There have been 10 votes for "yes" and 5 votes for "no". The intuitive answer to
the puzzle is yes ($u_0=1$ is optimal). That might make you suspicious that I am going to argue for the non-intuitive answer, no ($u_0=1$ is not necessarily optimal). I wonder if you will like my answer, or think I am cheating?
I said nothing about $u_0$ being the
only decision. I make no apology, because this lecture course has been all about taking a sequence of decisions (or controls) $u_0,u_1,u_2,\dotsc$ over time. That possibility should have been in your mind, and I was giving you a hint by denoting the decision as $u_0$ (the first of a sequence of decisions).
Suppose we are faced with a stopping problem in which $u_0=1$ means "continue" and $u_0=0$ means "stop". We should consider the possibility that by knowing that A is true, or by knowing A is false, it is optimal to continue. But if we do not know whether A is true or false then it is optimal to stop.
It is not completely obvious that this can happen. So let's see how to construct an example in which it does. Consider a version of the secretary problem in which we will see 3 candidates. They are "best", "middle" and 'worst" (B,M,W). Of course we can only compare them with one another, so if they are presented in the order M,B,W, we would see this as $(x_1,x_2,x_3)=(1, 1, 0)$, where $x_i=1$ if the $i$th candidate is the best so far. Suppose that the candidates will be presented in one of the of the following four orders, with consequent sequence of 0s and 1s, with the probabilities given:
- B,M,W (1,0,0) with probability 0.2
- M,B,W (1,1,0) 0.3
- B,W,M (1,0,0) 0.2
- W,M,B (1,1,1) 0.3
It is a bit artificial that all 6 possible orders are not equally likely, but for the purpose of this discussion we are not trying to think about a really practical problem.

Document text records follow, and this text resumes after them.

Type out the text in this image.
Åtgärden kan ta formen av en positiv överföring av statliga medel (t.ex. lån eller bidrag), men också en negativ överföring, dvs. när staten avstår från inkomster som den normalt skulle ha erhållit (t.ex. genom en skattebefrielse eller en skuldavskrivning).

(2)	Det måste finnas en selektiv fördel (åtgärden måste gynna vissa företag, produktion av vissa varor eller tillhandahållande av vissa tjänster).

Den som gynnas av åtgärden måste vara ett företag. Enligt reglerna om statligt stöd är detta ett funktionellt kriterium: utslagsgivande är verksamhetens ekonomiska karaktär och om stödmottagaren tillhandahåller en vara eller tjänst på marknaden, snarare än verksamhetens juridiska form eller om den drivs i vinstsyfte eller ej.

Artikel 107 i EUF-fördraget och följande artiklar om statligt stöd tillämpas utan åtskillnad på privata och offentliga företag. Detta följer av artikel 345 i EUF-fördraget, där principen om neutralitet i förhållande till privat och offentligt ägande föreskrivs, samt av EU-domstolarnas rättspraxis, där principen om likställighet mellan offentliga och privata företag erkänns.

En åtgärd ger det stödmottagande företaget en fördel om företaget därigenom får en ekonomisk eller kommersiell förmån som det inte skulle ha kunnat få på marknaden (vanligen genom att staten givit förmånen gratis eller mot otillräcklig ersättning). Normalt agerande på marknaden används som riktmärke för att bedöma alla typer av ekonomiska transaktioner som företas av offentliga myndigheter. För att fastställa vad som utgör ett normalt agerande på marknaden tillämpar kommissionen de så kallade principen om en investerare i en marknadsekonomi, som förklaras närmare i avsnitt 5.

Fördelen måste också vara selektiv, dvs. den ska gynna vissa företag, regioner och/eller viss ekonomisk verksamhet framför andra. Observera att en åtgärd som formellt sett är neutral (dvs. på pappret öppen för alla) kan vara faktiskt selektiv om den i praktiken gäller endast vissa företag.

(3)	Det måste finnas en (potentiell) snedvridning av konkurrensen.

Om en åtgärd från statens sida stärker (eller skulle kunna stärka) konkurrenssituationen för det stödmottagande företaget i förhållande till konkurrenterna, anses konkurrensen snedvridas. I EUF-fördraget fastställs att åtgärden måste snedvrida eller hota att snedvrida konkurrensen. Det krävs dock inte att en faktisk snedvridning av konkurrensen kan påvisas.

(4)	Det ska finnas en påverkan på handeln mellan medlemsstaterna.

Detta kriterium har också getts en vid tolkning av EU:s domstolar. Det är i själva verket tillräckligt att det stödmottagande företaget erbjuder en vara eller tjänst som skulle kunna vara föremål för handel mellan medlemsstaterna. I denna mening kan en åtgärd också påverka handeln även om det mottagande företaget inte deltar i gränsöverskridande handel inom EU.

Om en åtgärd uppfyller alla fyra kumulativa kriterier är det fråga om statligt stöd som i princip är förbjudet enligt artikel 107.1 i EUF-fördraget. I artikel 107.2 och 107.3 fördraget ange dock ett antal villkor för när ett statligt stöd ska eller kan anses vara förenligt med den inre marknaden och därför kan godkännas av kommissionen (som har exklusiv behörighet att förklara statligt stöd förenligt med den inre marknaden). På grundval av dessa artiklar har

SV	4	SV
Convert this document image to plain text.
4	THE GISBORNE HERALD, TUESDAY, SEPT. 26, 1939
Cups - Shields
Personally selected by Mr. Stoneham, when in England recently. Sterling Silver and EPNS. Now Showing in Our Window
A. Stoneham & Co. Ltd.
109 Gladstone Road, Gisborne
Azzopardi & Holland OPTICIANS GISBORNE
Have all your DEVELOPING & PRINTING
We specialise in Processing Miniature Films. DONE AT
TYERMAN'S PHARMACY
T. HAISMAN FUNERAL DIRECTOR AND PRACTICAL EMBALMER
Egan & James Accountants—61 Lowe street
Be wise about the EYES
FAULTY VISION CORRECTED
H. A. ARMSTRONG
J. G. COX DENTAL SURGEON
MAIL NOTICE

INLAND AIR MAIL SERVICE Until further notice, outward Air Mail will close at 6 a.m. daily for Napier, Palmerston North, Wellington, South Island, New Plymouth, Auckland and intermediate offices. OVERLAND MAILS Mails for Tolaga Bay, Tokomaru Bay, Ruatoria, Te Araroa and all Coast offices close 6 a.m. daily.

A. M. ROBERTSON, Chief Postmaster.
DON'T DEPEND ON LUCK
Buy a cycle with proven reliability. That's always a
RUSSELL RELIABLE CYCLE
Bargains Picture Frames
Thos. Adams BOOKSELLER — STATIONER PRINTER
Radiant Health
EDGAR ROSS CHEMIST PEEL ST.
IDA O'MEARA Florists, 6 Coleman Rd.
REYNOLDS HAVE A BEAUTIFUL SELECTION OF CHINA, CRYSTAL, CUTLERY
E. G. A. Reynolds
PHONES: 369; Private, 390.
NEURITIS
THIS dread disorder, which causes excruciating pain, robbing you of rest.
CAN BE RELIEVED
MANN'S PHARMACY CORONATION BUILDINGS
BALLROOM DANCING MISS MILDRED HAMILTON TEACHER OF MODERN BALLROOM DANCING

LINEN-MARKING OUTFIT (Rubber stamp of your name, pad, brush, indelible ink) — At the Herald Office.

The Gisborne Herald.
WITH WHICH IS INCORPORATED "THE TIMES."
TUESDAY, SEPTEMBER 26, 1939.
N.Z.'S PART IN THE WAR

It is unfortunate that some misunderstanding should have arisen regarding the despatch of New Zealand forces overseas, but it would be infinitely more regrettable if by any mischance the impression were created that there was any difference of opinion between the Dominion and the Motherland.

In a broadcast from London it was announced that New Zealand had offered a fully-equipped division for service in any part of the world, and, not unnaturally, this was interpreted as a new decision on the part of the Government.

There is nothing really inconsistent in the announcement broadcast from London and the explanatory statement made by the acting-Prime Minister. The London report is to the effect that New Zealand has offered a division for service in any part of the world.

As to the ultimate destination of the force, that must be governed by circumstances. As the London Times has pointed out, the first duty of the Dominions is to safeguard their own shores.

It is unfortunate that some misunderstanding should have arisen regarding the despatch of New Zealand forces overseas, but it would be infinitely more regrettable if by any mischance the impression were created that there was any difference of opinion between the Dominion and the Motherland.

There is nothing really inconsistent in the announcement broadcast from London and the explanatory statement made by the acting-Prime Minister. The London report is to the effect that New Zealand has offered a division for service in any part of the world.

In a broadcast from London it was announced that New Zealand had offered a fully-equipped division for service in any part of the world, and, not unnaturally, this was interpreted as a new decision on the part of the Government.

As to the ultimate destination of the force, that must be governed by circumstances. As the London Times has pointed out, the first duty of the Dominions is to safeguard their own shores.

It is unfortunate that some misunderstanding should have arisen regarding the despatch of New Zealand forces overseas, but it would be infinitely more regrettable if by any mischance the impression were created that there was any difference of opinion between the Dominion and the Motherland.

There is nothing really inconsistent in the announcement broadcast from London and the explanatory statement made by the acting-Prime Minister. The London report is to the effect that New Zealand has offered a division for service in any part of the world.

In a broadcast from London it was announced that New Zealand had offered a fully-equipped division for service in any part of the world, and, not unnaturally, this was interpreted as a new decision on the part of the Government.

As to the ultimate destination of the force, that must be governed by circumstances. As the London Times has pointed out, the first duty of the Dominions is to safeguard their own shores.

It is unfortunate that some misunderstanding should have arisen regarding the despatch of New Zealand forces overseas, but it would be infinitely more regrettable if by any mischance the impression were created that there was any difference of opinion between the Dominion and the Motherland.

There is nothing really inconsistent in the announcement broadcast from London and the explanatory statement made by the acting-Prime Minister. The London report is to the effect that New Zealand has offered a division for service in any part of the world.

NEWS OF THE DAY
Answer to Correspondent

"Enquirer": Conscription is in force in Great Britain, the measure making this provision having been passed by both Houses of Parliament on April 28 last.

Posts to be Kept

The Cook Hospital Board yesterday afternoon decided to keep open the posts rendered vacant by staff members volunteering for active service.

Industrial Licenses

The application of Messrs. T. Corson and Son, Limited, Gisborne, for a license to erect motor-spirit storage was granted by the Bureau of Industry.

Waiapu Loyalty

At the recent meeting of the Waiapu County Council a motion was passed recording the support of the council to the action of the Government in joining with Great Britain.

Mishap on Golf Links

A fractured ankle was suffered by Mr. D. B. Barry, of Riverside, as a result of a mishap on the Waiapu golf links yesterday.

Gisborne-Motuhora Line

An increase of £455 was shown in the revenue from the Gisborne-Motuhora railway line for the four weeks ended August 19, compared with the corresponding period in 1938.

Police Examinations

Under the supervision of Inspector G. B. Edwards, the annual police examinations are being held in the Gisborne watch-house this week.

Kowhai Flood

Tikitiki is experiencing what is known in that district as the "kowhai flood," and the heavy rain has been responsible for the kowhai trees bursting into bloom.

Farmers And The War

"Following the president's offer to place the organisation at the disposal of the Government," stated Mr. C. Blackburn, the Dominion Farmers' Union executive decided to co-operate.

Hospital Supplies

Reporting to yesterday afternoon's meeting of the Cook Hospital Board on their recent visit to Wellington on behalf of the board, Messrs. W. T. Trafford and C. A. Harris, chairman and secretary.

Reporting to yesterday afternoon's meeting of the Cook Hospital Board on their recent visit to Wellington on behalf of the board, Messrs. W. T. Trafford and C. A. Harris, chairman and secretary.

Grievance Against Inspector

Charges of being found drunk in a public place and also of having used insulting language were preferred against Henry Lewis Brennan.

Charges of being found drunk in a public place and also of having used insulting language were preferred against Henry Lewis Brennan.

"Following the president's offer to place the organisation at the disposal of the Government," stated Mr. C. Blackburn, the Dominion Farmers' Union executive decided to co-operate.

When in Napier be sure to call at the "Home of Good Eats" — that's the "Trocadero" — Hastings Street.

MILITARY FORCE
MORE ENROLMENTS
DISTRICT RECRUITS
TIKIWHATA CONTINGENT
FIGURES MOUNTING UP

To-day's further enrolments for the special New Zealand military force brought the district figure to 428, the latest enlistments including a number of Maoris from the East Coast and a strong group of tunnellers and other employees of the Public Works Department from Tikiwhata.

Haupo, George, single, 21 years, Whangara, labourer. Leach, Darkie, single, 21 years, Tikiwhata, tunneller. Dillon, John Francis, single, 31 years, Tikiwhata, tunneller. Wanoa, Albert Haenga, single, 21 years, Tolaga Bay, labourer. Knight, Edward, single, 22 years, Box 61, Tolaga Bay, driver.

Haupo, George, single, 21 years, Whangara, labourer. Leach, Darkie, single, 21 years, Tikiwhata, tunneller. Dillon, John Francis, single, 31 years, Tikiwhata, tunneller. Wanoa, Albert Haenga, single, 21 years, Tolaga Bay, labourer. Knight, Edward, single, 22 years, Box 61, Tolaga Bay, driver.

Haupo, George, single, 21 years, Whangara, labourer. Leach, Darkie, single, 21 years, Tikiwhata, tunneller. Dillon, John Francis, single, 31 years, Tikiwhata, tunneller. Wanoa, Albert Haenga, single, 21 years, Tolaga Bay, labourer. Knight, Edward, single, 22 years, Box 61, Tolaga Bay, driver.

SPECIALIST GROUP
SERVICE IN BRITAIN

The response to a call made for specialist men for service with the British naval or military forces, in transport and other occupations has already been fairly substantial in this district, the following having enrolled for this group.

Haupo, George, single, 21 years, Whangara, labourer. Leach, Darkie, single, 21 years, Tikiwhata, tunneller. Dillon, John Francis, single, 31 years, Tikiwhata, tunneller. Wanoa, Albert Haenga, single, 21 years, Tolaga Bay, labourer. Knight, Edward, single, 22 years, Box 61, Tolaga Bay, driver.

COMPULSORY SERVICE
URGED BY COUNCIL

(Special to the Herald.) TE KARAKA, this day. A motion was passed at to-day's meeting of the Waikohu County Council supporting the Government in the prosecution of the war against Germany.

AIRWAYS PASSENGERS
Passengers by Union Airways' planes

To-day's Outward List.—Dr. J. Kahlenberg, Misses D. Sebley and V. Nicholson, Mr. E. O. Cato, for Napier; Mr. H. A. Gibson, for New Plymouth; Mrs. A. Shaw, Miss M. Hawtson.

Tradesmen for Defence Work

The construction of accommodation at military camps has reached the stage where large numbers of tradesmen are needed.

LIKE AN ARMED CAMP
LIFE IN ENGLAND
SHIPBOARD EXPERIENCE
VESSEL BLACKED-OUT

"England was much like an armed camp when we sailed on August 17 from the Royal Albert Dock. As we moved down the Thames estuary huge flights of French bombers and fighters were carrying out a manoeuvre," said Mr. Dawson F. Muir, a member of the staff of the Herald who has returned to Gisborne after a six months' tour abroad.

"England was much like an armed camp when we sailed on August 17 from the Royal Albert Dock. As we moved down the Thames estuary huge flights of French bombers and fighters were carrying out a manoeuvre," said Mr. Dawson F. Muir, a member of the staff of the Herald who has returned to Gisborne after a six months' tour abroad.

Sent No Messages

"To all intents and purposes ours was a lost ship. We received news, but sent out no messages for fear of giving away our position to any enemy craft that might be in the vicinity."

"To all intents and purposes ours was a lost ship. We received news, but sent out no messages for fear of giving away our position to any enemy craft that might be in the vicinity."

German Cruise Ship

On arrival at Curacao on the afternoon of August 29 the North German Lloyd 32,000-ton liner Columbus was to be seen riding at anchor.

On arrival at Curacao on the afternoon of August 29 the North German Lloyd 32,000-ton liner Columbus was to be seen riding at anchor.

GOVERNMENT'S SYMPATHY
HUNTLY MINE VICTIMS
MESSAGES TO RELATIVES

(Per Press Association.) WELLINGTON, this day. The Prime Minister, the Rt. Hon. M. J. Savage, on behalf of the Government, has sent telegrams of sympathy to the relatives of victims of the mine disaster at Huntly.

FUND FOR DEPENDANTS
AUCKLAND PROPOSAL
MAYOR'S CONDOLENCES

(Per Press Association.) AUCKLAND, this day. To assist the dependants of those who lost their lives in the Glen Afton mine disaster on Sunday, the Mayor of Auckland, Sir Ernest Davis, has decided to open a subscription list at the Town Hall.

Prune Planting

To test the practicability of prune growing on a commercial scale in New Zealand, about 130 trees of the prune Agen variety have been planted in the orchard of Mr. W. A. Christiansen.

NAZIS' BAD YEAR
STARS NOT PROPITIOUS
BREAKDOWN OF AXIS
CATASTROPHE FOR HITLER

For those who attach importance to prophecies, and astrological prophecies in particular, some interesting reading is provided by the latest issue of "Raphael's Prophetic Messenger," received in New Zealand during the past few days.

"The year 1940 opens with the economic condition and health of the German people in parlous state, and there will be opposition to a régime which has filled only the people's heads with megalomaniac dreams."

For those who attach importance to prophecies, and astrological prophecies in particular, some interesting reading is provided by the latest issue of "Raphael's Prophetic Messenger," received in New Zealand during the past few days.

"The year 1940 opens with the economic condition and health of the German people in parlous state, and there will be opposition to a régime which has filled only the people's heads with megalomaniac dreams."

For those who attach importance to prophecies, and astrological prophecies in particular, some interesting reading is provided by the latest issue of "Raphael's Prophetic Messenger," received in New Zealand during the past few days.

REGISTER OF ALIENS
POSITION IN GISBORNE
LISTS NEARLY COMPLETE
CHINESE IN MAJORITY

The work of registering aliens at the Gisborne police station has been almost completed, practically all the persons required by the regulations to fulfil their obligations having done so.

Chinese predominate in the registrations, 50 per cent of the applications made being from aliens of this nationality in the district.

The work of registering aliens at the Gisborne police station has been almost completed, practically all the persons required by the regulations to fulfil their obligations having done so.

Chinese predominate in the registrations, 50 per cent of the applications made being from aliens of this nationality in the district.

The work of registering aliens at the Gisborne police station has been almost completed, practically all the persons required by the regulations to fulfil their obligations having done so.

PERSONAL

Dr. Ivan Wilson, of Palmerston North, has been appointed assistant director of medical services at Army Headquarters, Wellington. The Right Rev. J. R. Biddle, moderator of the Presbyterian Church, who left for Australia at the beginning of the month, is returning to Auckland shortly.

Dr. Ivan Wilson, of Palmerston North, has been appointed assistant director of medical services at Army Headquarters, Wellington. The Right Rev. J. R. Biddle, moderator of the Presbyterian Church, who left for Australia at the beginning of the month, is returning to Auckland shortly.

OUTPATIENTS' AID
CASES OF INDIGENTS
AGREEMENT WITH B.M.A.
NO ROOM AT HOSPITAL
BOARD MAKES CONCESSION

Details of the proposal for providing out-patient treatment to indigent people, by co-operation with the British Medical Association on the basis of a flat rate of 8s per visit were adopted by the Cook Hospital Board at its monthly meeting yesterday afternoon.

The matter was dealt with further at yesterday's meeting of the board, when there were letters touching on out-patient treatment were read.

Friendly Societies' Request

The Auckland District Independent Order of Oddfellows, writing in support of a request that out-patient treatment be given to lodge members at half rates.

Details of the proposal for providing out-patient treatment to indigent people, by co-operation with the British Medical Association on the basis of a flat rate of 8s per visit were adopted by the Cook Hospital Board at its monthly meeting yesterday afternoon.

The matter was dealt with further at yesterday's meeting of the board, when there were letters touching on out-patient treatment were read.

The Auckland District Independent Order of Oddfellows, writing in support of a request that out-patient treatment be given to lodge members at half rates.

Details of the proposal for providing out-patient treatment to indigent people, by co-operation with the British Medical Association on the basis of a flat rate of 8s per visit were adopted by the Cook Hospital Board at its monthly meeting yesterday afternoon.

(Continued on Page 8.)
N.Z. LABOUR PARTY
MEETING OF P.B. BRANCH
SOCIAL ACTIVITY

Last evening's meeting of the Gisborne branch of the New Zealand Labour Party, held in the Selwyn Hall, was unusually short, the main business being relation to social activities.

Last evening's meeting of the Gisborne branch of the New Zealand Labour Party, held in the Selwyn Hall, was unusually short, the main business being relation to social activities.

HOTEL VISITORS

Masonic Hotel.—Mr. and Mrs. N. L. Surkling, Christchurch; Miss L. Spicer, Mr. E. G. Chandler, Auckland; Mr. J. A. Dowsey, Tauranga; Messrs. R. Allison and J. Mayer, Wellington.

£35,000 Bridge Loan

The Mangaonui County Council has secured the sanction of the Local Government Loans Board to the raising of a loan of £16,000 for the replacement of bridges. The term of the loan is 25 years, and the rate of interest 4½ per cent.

We wish to maximize the probability of stopping on the last 1.
Now suppose the unknown "A" is whether "the worst candidate will be seen last".
If "A" is true it will be 1 or 2, but if A is false it will be 3 or 4.
You can now verify that given A is true it is optimal not to stop on the first 1 ($u_0=1=$ "continue"). The same decision is optimal if A is false. In both cases we win with probability 0.6.
However, if we do not know whether A is true or false, then if is optimal to stop on the first 1 $(u_0=0$, and win with probability 0.4). If we do not stop we will with probability 0.6 reach 1, 1 and from there can win with probability of only 0.5. So our win probability is only 0.3.
Do you think this example is a cheat (in that it does not really match up with the way I posed the original puzzle), or have you learned something interesting?
I was thinking about this recently in connection with a similar question. I wonder if any of you can invent a neater example to illustrate this point, or one with a better "back-story".
The question I have been thinking about concerns an application of Bruss's odds theorem in circumstances that we do not know the odds. Recall that if $X_1,\dotsc,X_n$ are independent, with $X_i=1$ or $0$ with probabilities $p_i$ and $q_i=1-p_i$, then we maximize the probability of stopping on the last 1 if we stop at the first 1 that we find amongst $X_s,X_{s+1},\dotsc,X_n$, where $s$ is the greatest integer $i$ such that
$\frac{p_i}{q_i}+\cdots+\frac{p_n}{q_n}\geq 1$.
Now suppose we do not know the actual values of $p_1,\dotsc,p_n$. But we have seen $X_{i-1}=1$ and somehow know that $p_i/q_i+\cdots+p_n/q_n=1$. Can we say that it is optimal to stop? Yes. Since sum-of-odds $=1$ is the borderline case in the odds theorem is it also optimal not to stop? Yes.
But suppose we know only that $E[p_i/q_i+\cdots+p_n/q_n] > 1$. Now this is insufficient information on which to know whether or not it is optimal to stop.